Kinshasa, 1er septembre 2025- À quelques jours de l’ouverture de la deuxième édition du Dialogue africain sur la paix et la sécurité, organisé du 3 au 6 septembre près de Johannesburg par la Fondation Thabo Mbeki, les positions des leaders de l’opposition congolaise apparaissent contrastées.

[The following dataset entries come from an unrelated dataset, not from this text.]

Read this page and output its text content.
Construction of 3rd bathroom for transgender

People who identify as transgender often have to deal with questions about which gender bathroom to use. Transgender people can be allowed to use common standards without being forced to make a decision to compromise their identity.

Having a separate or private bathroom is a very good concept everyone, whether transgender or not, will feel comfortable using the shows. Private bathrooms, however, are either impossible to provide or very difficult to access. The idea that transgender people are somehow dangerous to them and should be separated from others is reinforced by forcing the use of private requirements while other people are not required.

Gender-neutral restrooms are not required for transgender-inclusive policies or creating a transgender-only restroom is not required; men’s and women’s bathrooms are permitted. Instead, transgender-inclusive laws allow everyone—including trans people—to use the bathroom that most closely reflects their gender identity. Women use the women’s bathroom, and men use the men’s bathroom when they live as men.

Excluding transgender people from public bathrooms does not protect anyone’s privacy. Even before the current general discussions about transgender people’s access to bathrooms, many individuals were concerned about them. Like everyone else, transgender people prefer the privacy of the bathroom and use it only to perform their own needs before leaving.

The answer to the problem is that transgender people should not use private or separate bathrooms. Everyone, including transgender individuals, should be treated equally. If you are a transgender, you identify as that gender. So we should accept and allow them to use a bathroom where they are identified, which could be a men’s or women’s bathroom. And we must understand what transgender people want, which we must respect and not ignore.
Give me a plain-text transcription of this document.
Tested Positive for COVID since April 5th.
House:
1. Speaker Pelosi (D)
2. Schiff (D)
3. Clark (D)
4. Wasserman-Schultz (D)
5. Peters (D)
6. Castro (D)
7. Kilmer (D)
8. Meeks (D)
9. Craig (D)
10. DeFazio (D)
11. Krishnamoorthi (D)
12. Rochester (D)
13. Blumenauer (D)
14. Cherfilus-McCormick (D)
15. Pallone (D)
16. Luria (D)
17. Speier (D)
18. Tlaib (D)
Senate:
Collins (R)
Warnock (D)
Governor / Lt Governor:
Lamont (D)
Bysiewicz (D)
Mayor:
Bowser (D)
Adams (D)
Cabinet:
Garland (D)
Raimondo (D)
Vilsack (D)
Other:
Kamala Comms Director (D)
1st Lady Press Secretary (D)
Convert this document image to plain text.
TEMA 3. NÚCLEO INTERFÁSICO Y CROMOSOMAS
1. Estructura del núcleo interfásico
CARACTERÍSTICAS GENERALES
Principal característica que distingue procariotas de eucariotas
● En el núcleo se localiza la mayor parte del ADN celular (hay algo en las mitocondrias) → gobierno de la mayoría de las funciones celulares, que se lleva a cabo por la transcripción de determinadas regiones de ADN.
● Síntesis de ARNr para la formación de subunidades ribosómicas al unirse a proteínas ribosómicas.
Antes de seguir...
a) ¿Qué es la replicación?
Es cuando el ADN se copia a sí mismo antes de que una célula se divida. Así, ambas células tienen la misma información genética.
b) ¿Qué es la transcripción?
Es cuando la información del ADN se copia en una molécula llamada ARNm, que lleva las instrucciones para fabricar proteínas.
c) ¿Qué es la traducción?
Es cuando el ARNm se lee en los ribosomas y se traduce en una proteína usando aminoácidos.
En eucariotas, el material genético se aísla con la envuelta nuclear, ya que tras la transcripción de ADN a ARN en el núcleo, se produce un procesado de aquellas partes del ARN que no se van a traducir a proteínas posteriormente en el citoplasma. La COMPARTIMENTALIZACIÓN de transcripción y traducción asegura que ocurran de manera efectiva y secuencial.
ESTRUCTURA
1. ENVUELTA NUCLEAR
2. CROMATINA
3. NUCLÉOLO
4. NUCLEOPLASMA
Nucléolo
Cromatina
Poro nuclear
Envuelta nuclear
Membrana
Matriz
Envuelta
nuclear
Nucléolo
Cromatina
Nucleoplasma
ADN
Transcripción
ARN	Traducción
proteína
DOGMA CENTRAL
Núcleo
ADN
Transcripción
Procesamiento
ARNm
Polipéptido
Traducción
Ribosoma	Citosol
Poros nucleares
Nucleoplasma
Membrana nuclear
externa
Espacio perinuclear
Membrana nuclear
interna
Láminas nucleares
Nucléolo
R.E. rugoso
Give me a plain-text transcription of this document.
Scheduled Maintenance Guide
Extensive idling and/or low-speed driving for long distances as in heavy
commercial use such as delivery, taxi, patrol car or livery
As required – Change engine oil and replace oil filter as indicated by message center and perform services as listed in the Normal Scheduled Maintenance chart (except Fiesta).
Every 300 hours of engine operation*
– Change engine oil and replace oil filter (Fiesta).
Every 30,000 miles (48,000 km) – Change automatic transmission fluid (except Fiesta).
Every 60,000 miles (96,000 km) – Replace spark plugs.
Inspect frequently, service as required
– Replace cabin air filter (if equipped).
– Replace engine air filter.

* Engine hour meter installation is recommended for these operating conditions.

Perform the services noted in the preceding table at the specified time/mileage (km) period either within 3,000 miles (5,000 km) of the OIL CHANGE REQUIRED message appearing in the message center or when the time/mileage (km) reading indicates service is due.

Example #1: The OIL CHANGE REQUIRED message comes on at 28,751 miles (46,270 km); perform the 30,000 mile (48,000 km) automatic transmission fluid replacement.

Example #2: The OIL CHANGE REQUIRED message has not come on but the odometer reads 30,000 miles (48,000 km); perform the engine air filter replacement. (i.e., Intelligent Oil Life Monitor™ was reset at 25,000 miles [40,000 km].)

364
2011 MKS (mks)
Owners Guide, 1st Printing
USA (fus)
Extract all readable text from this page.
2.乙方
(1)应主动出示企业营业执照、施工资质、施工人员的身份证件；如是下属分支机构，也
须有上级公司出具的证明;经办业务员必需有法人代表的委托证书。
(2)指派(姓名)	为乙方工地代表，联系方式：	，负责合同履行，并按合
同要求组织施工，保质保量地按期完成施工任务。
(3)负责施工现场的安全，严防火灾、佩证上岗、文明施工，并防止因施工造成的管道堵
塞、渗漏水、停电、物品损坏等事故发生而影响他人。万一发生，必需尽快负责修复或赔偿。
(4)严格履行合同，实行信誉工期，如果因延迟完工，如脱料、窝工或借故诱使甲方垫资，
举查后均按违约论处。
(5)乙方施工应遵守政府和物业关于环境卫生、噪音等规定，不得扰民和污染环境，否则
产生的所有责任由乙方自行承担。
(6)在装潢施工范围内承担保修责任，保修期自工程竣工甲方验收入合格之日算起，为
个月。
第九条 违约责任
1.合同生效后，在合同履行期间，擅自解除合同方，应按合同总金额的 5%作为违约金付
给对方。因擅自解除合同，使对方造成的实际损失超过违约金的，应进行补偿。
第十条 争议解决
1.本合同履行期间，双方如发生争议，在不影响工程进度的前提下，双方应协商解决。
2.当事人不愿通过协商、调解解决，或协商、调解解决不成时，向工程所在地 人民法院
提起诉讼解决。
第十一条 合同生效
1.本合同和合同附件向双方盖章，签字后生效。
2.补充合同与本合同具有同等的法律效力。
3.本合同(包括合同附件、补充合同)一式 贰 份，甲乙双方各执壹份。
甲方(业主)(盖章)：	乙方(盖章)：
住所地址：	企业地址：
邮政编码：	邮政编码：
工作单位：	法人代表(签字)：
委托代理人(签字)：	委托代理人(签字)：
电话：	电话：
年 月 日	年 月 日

Dans une lettre ouverte adressée à Max Boqwana, directeur exécutif de la Fondation, Martin Fayulu a exprimé ses réserves sur l’organisation de ce rendez-vous continental. L’opposant congolais déplore notamment “le manque de communication sur la liste des participants, les thématiques abordées et l’agenda des panels”, à seulement deux jours de l’événement.
Il appelle la Fondation à concentrer ses efforts sur le processus de dialogue national inclusif déjà engagé en RDC, conduit par les autorités religieuses et soutenu par une large partie de la population.
Fayulu rappelle également que l’Union africaine a désigné le président togolais Faure Gnassingbé comme facilitateur du processus de paix en RDC, aux côtés de quatre anciens chefs d’État africains, et souligne la nécessité de coordonner les initiatives autour de cette dynamique endogène.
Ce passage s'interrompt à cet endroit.